THE OVERSLEEPING HAS BEGUN
I woke up fifteen minutes before I had to be at work.
Assholes all over the place.
Fucked up my knee doing stock.
Didn't really get anything accomplished.
Was informed that I'm too normal looking.
Annoyed at news
coffee does nothing but quell the headache.
this is not a poem.
just a list.
I think I'll sit in the bath.
I'll probably fall asleep.
Which is kind of the plan... just a lil nap ::nod::
I hate my job.
So. My father is driving me (more) insane by flipping back and forth between the presidential adress (mostly applause at this point, but something I was actually interested in seeing) and the Return of Spock or some shit. All I know is I can hear Shatner and Scotty bantering and that broken, nearly painful speech saying something about the death of spock being unbearable.
I hit my knee twice since I came downstairs again.
I tried to take a nap
the tv downstairs was distracting
so I turned on music.
that was good.
the phone rings...
wide awake again, waiting for someone to say my name, thinking it's probably for me.
so I drift off a little.
get right to the edge of it.. staring off into that nice deep blankness
and the door gets opened and I get told I have to come down and eat something.
SO I wasn't too fucking pleased, stomping down the stairs, looking like I'd slept, but really I had just been adjusted to the pitch black of the room and my hair was funky from the trying to find the sweet spot on the pillow.
So when my father nearly knocked me over, I pushed back and ended up going off balance somehow hitting the knee into the wrought iron handrail thing on the stairs.
ANd then again a bit later when I was getting up from the couch.. SMACK on the coffee table.
I actually teared up.
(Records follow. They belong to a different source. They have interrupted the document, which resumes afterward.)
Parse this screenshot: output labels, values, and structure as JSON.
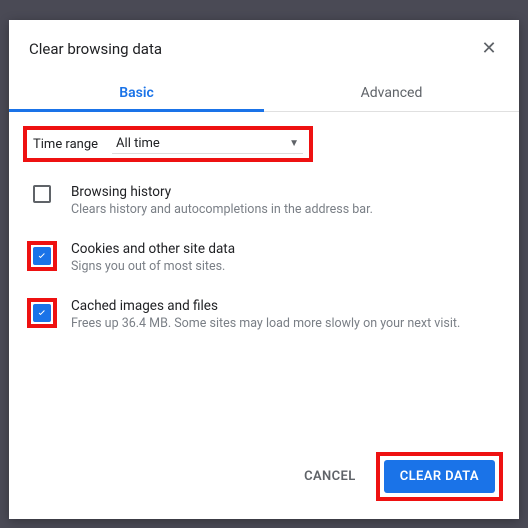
{
  "dialog": {
    "title": "Clear browsing data",
    "tabs": {
      "basic": "Basic",
      "advanced": "Advanced",
      "active": "basic"
    },
    "range": {
      "label": "Time range",
      "value": "All time"
    },
    "options": [
      {
        "title": "Browsing history",
        "desc": "Clears history and autocompletions in the address bar.",
        "checked": false,
        "highlight": false
      },
      {
        "title": "Cookies and other site data",
        "desc": "Signs you out of most sites.",
        "checked": true,
        "highlight": true
      },
      {
        "title": "Cached images and files",
        "desc": "Frees up 36.4 MB. Some sites may load more slowly on your next visit.",
        "checked": true,
        "highlight": true
      }
    ],
    "buttons": {
      "cancel": "CANCEL",
      "clear": "CLEAR DATA"
    }
  },
  "colors": {
    "accent": "#1a73e8",
    "highlight": "#e11"
  }
}
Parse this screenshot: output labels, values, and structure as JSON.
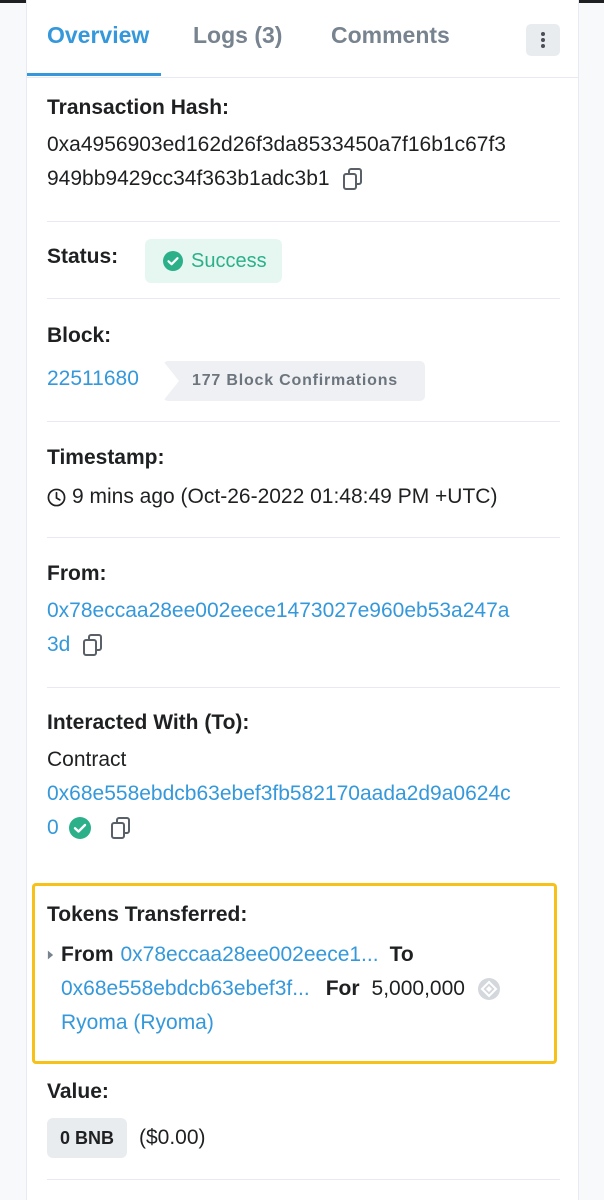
{
  "tabs": [
    {
      "label": "Overview"
    },
    {
      "label": "Logs (3)"
    },
    {
      "label": "Comments"
    }
  ],
  "tx_hash": {
    "label": "Transaction Hash:",
    "line1": "0xa4956903ed162d26f3da8533450a7f16b1c67f3",
    "line2": "949bb9429cc34f363b1adc3b1"
  },
  "status": {
    "label": "Status:",
    "value": "Success"
  },
  "block": {
    "label": "Block:",
    "number": "22511680",
    "confirmations": "177 Block Confirmations"
  },
  "timestamp": {
    "label": "Timestamp:",
    "value": "9 mins ago (Oct-26-2022 01:48:49 PM +UTC)"
  },
  "from": {
    "label": "From:",
    "line1": "0x78eccaa28ee002eece1473027e960eb53a247a",
    "line2": "3d"
  },
  "to": {
    "label": "Interacted With (To):",
    "prefix": "Contract",
    "line1": "0x68e558ebdcb63ebef3fb582170aada2d9a0624c",
    "line2": "0"
  },
  "tokens": {
    "label": "Tokens Transferred:",
    "from_label": "From",
    "from_addr": "0x78eccaa28ee002eece1...",
    "to_label": "To",
    "to_addr": "0x68e558ebdcb63ebef3f...",
    "for_label": "For",
    "amount": "5,000,000",
    "token_name": "Ryoma (Ryoma)"
  },
  "value": {
    "label": "Value:",
    "amount": "0 BNB",
    "usd": "($0.00)"
  },
  "colors": {
    "accent": "#3498db",
    "success": "#2bb08a",
    "highlight": "#f8c11a"
  }
}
Physical pain rarely makes me cry.. but this shit was bad...
and I'm sleep deprived as all hell.
I just don't sleep enough. I've had too much on my mind. Not bad things, not at all.. just things that keep my brain in motion long past the point when my body just can't do it anymore.
There is this spot on my neck that needs to be nuzzled... a lil hot breath... having one hot cheek on mine. the other on my shoulder... maybe a lil teeth.
I need the attendant neck to rest my hand on .. and hair to twist my fingers in.
I need the back to run my hand over and the arms ... the arms need to be doubled around me, like I was the last thing keeping them from flying off the earth and into the blackness of space.
I need a hug dammit.
my eyes burn and my knee hurts and I think that I'm just getting sicker but a hug would help. really.
and now I'm listening to bush.
and it makes me want to cry.
and it makes me hate so much about my country and the people in it.
I need somwhere for image hosting
because I need about 300 people so see this pic.
and the happy looks on the faces of the people in it.
and since it's on my camera and I've no image hosting, it's languishing, when it should be as exposed as possible.